Oh I used to dream. Sugar plum dreams so strong they were enough to give you toothache. I’d picture the magazine cover home, decked out in all its holiday glory, inside there would be a golden glow around the piles of presents and the piles of food, and Christmas music in the background. I used to dream of it. Not that I would wish for it, just that it would give me something to think about at night when I couldn’t sleep because I was so excited.
It was a wonderful thing to have in childhood. It’s good for children. But then you grow older and your mind shifts, and that’s fine too.

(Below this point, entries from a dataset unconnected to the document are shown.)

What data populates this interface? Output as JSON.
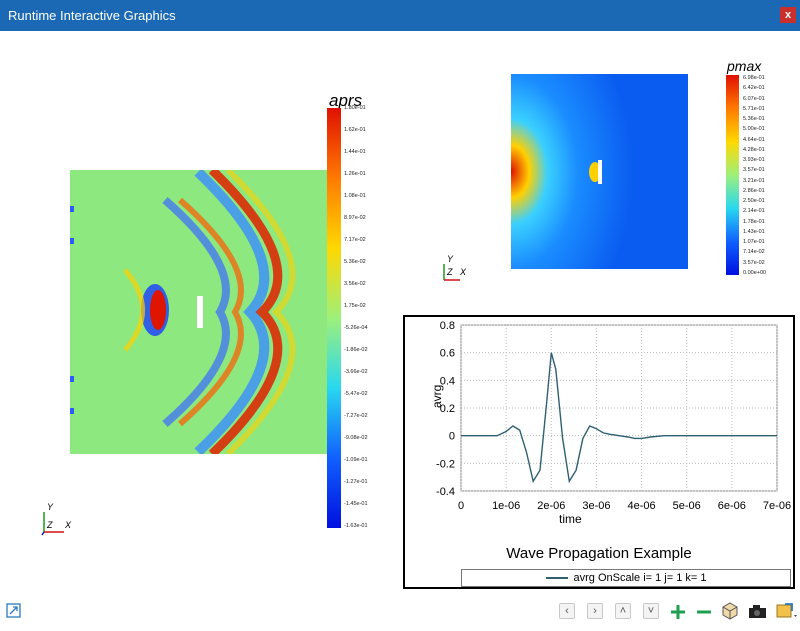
{
  "window": {
    "title": "Runtime Interactive Graphics",
    "close_label": "x"
  },
  "left_view": {
    "colorbar_title": "aprs",
    "colorbar_ticks": [
      "1.80e-01",
      "1.62e-01",
      "1.44e-01",
      "1.26e-01",
      "1.08e-01",
      "8.97e-02",
      "7.17e-02",
      "5.36e-02",
      "3.56e-02",
      "1.75e-02",
      "-5.26e-04",
      "-1.86e-02",
      "-3.66e-02",
      "-5.47e-02",
      "-7.27e-02",
      "-9.08e-02",
      "-1.09e-01",
      "-1.27e-01",
      "-1.45e-01",
      "-1.63e-01"
    ],
    "axes": {
      "y": "Y",
      "z": "Z",
      "x": "X"
    }
  },
  "right_view": {
    "colorbar_title": "pmax",
    "colorbar_ticks": [
      "6.98e-01",
      "6.42e-01",
      "6.07e-01",
      "5.71e-01",
      "5.36e-01",
      "5.00e-01",
      "4.64e-01",
      "4.28e-01",
      "3.93e-01",
      "3.57e-01",
      "3.21e-01",
      "2.86e-01",
      "2.50e-01",
      "2.14e-01",
      "1.78e-01",
      "1.43e-01",
      "1.07e-01",
      "7.14e-02",
      "3.57e-02",
      "0.00e+00"
    ],
    "axes": {
      "y": "Y",
      "z": "Z",
      "x": "X"
    }
  },
  "chart_data": {
    "type": "line",
    "title": "Wave Propagation Example",
    "xlabel": "time",
    "ylabel": "avrg",
    "xlim": [
      0,
      7e-06
    ],
    "ylim": [
      -0.4,
      0.8
    ],
    "x_ticks": [
      "0",
      "1e-06",
      "2e-06",
      "3e-06",
      "4e-06",
      "5e-06",
      "6e-06",
      "7e-06"
    ],
    "y_ticks": [
      "0.8",
      "0.6",
      "0.4",
      "0.2",
      "0",
      "-0.2",
      "-0.4"
    ],
    "grid": true,
    "legend_position": "bottom",
    "series": [
      {
        "name": "avrg OnScale i= 1 j= 1 k= 1",
        "color": "#2f6070",
        "x": [
          0,
          4e-07,
          8e-07,
          1e-06,
          1.15e-06,
          1.3e-06,
          1.45e-06,
          1.6e-06,
          1.75e-06,
          1.9e-06,
          2e-06,
          2.1e-06,
          2.25e-06,
          2.4e-06,
          2.55e-06,
          2.7e-06,
          2.85e-06,
          3e-06,
          3.15e-06,
          3.3e-06,
          3.5e-06,
          3.7e-06,
          3.85e-06,
          4e-06,
          4.2e-06,
          4.5e-06,
          5e-06,
          6e-06,
          7e-06
        ],
        "y": [
          0,
          0,
          0,
          0.03,
          0.07,
          0.04,
          -0.12,
          -0.33,
          -0.25,
          0.25,
          0.6,
          0.48,
          -0.02,
          -0.33,
          -0.25,
          -0.02,
          0.07,
          0.05,
          0.02,
          0.01,
          0,
          -0.01,
          -0.02,
          -0.02,
          -0.01,
          0,
          0,
          0,
          0
        ]
      }
    ]
  },
  "bottom_toolbar": {
    "icons": [
      "expand-icon",
      "chevron-left-icon",
      "chevron-right-icon",
      "chevron-up-icon",
      "chevron-down-icon",
      "zoom-in-icon",
      "zoom-out-icon",
      "cube-icon",
      "camera-icon",
      "export-icon"
    ],
    "labels": {
      "prev": "‹",
      "next": "›",
      "up": "˄",
      "down": "˅"
    }
  }
}
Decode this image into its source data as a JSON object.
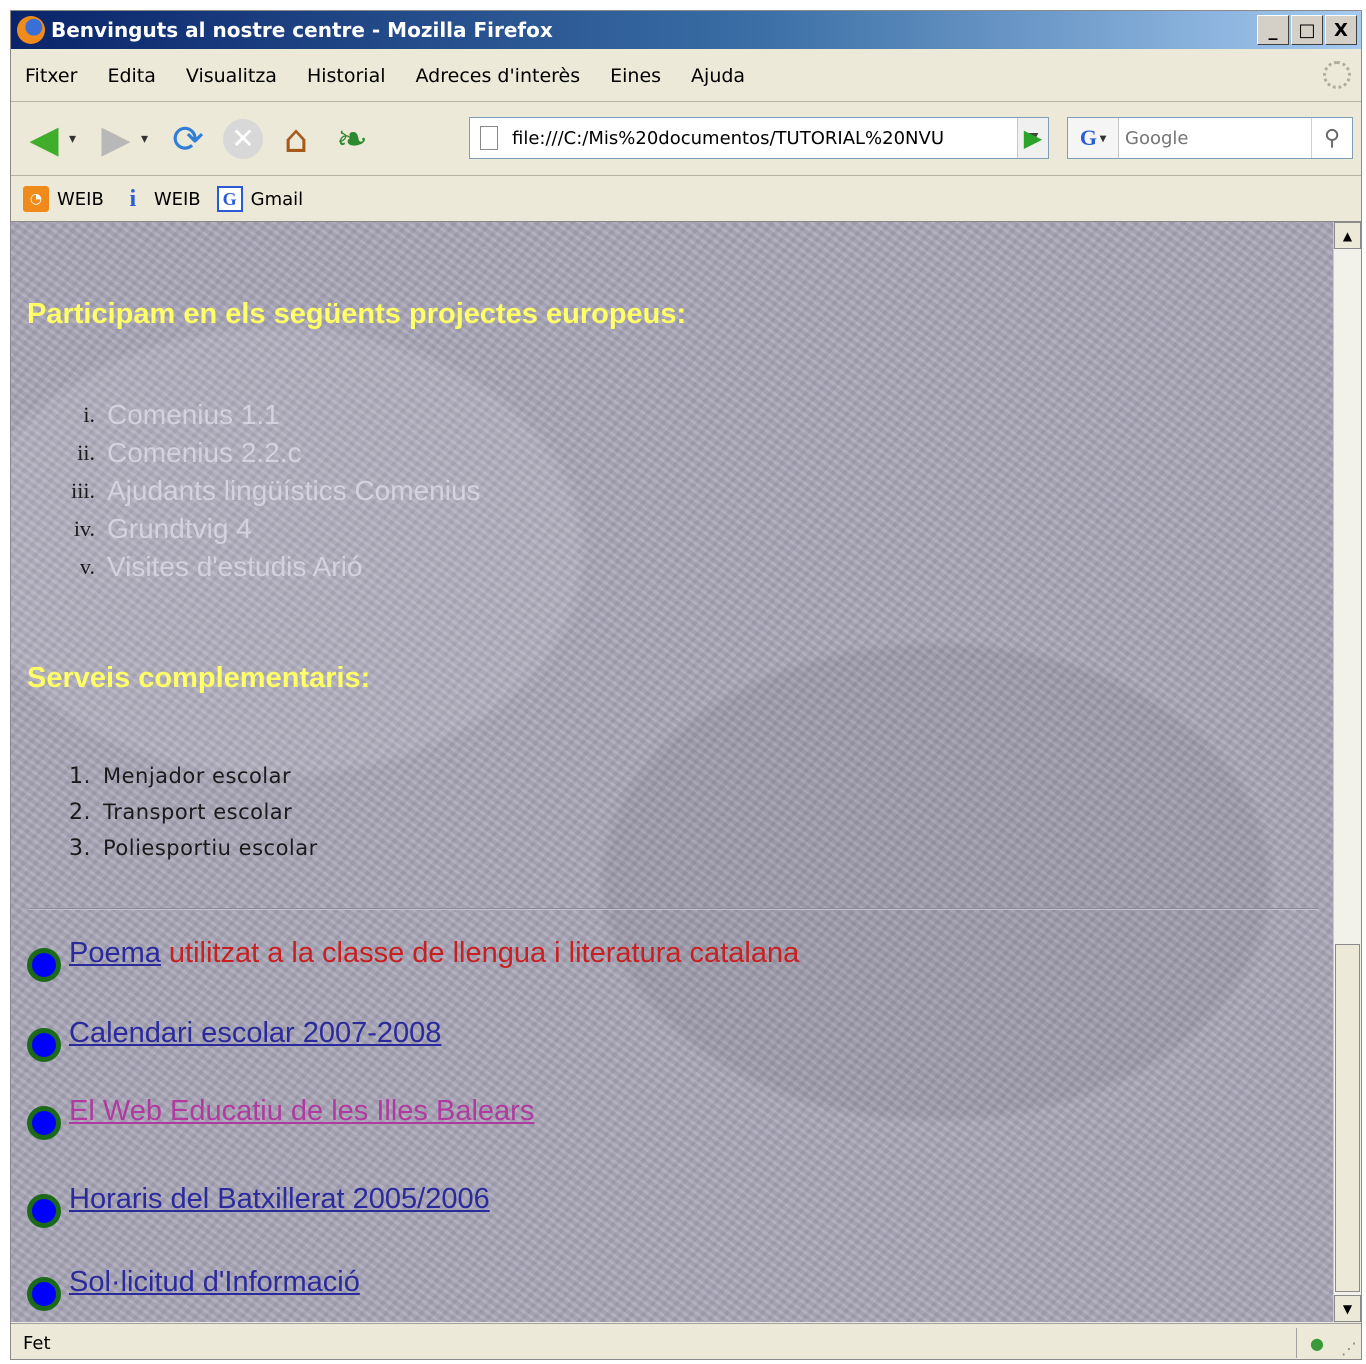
{
  "window": {
    "title": "Benvinguts al nostre centre - Mozilla Firefox",
    "minimize": "_",
    "maximize": "□",
    "close": "X"
  },
  "menu": [
    "Fitxer",
    "Edita",
    "Visualitza",
    "Historial",
    "Adreces d'interès",
    "Eines",
    "Ajuda"
  ],
  "toolbar": {
    "url": "file:///C:/Mis%20documentos/TUTORIAL%20NVU",
    "search_engine": "G",
    "search_placeholder": "Google",
    "icons": [
      "back-arrow-icon",
      "forward-arrow-icon",
      "reload-icon",
      "stop-icon",
      "home-icon",
      "leaf-icon",
      "go-icon",
      "magnifier-icon"
    ]
  },
  "bookmarks": [
    {
      "label": "WEIB",
      "icon": "rss-icon"
    },
    {
      "label": "WEIB",
      "icon": "info-icon"
    },
    {
      "label": "Gmail",
      "icon": "google-icon"
    }
  ],
  "content": {
    "projects_heading": "Participam en els següents projectes europeus:",
    "projects": [
      {
        "marker": "i.",
        "label": "Comenius 1.1"
      },
      {
        "marker": "ii.",
        "label": "Comenius 2.2.c"
      },
      {
        "marker": "iii.",
        "label": "Ajudants lingüístics Comenius"
      },
      {
        "marker": "iv.",
        "label": "Grundtvig 4"
      },
      {
        "marker": "v.",
        "label": "Visites d'estudis Arió"
      }
    ],
    "services_heading": "Serveis complementaris:",
    "services": [
      {
        "marker": "1.",
        "label": "Menjador escolar"
      },
      {
        "marker": "2.",
        "label": "Transport escolar"
      },
      {
        "marker": "3.",
        "label": "Poliesportiu escolar"
      }
    ],
    "links": [
      {
        "label": "Poema",
        "note": "utilitzat a la classe de llengua i literatura catalana"
      },
      {
        "label": "Calendari escolar 2007-2008"
      },
      {
        "label": "El Web Educatiu de les Illes Balears"
      },
      {
        "label": "Horaris del Batxillerat 2005/2006"
      },
      {
        "label": "Sol·licitud d'Informació"
      }
    ]
  },
  "status": {
    "text": "Fet"
  },
  "colors": {
    "heading": "#ffff66",
    "link": "#2a2a9c",
    "visited_link": "#b03aa0",
    "note": "#c82020",
    "background": "#a9a6b7"
  }
}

Our car’s gotten worse. It doesn’t work at all now. Our Christmas this year will be even more simplistic than usual, partially out of the greater need for practicality and partially because there aren’t a lot of material things that we want. And people, if they knew, might pity us. But they don’t understand. There are things that I want. Of course there are things that I want. Things so deeply that they can’t even imagine, because they’re still off in the shallows chasing after the holiday sales and technology toys that’ll be outdated in a few years.
I don’t indulge in the sugar plum dreams so much these days. Not that I have a problem with cherishing fantasies, but I’m a genuine soul, so I don’t engage in daydreams that don’t reflect what I really want. I don’t want bells and whistles and Christmas cards from relatives whose only communication with us is via Christmas card. I wouldn’t mind going to a Christmas party (I like food), but I’m at all cut up about the fact that it might not happen due to transportation. The gift situation is similar.
What I really want is for my friends to think of me fondly, and let me know they think of me fondly. I get so desperate for attention sometimes. I want to be appreciated in a very real sense, not the Facebook “Like” kind of approach. I’d also like to be able to create something, a story or a piece of artwork or similar, to develop my talents and be able to do truly remarkable things with them. But I’m not sure that’s something my fellow mortals can help out a lot with. I’d be content with a show of friendship, however that may manifest itself. There’s more than one love language after all.
“There are greater things in heaven and earth, Horatio, than are dream’t of in your philosophy.”